Today, more than 200 Japanese companies call Kentucky home and are key players in two of our state’s signature industries: automobiles and bourbon. Japan is now Kentucky’s leading international trading partner, accounting for 47 percent of all foreign investment in the commonwealth (Canada is second with 11 percent).

Japanese companies employ over 45,000 Kentuckians and have contributed billions of dollars to our economy. The relationship has endured through dramatic changes in the global economy and the domestic politics of both the United States and Japan. Certainly, the current issue with tariffs is a concern to both auto manufacturers and the spirits industry,

JASK established the Japan Festival in 2008, attracting a modest but encouraging turnout in Jacobson Park. In 2017, we welcomed more than 12,000 people downtown. This year, we hope to exceed that as we present another day of music, dancing and taiko drum performances, along with Japanese food and cultural activities including a kimono booth, Sumo and a Ninja Warrior Obstacle Course.

The festival is JASK’s biggest public event, though we provide other opportunities for economic cultural connection throughout the state, including the Shinnenkai (New Year’s party) at the Governor’s Mansion, our annual Golf Classic at the University Club, presented in partnership with the Japanese Consul-General, who’s based in Nashville.

We recently sponsored a sushi-making class at School Restaurant and will be offering Japanese classes this fall. We’ve recently received a two-year grant from the Japan Foundation to sponsor a full-time teacher from Japan to teach Japanese language and culture in Kentucky schools and community centers.

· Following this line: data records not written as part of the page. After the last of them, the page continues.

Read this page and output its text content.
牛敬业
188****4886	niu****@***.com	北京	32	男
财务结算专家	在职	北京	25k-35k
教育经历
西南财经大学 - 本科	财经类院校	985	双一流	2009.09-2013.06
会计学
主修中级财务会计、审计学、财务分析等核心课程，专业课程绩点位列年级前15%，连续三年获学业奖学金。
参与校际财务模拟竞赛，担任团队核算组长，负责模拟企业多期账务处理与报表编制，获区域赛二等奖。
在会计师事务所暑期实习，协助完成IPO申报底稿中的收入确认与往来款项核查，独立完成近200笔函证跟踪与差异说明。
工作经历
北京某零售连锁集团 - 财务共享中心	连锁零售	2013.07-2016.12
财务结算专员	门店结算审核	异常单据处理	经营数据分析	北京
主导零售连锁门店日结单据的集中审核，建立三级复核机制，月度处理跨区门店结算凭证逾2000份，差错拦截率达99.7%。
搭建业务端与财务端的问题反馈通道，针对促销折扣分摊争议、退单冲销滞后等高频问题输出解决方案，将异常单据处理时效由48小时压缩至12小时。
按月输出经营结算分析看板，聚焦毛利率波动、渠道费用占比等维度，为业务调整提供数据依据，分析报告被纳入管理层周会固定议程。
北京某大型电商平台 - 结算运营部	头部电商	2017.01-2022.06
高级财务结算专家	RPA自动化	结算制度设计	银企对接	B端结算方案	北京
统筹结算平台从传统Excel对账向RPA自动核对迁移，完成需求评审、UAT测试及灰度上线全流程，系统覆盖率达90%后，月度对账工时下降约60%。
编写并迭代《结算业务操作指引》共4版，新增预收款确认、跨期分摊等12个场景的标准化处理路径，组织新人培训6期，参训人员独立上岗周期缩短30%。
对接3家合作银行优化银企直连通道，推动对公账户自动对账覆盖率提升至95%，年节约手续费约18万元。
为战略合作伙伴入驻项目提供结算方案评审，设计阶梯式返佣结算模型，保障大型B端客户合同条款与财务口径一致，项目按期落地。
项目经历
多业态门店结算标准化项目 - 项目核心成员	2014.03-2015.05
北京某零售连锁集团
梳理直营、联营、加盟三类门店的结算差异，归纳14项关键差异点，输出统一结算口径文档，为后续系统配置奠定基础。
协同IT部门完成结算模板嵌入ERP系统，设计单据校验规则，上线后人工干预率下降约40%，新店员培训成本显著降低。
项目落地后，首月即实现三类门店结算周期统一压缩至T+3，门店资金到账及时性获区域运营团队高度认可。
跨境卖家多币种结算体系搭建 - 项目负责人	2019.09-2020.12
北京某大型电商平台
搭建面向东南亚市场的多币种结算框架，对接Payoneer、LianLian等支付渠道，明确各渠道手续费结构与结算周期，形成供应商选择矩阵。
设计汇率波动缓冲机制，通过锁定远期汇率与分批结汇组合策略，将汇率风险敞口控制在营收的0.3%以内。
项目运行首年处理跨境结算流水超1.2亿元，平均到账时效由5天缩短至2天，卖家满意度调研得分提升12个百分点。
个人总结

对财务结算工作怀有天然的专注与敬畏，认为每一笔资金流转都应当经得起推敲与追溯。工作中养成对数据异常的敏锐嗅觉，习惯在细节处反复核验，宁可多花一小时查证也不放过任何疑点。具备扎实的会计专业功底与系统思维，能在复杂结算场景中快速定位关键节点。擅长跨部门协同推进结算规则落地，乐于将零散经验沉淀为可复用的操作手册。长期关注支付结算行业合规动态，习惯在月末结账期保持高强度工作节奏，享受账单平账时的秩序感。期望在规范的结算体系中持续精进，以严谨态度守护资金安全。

I’m proud that JASK is one of many organizations that has contributed to the Japan-Kentucky relationship, and I’m confident the relationship will outlast current challenges and hopefully emerge even stronger.

That confidence comes from what I’ve seen over the last three decades in boardrooms, on assembly lines and in front of the festival stage at Courthouse Square: Kentuckians and Japanese, coming together, making connections.

David Carpenter is the executive director of the Japan-America Society of Kentucky.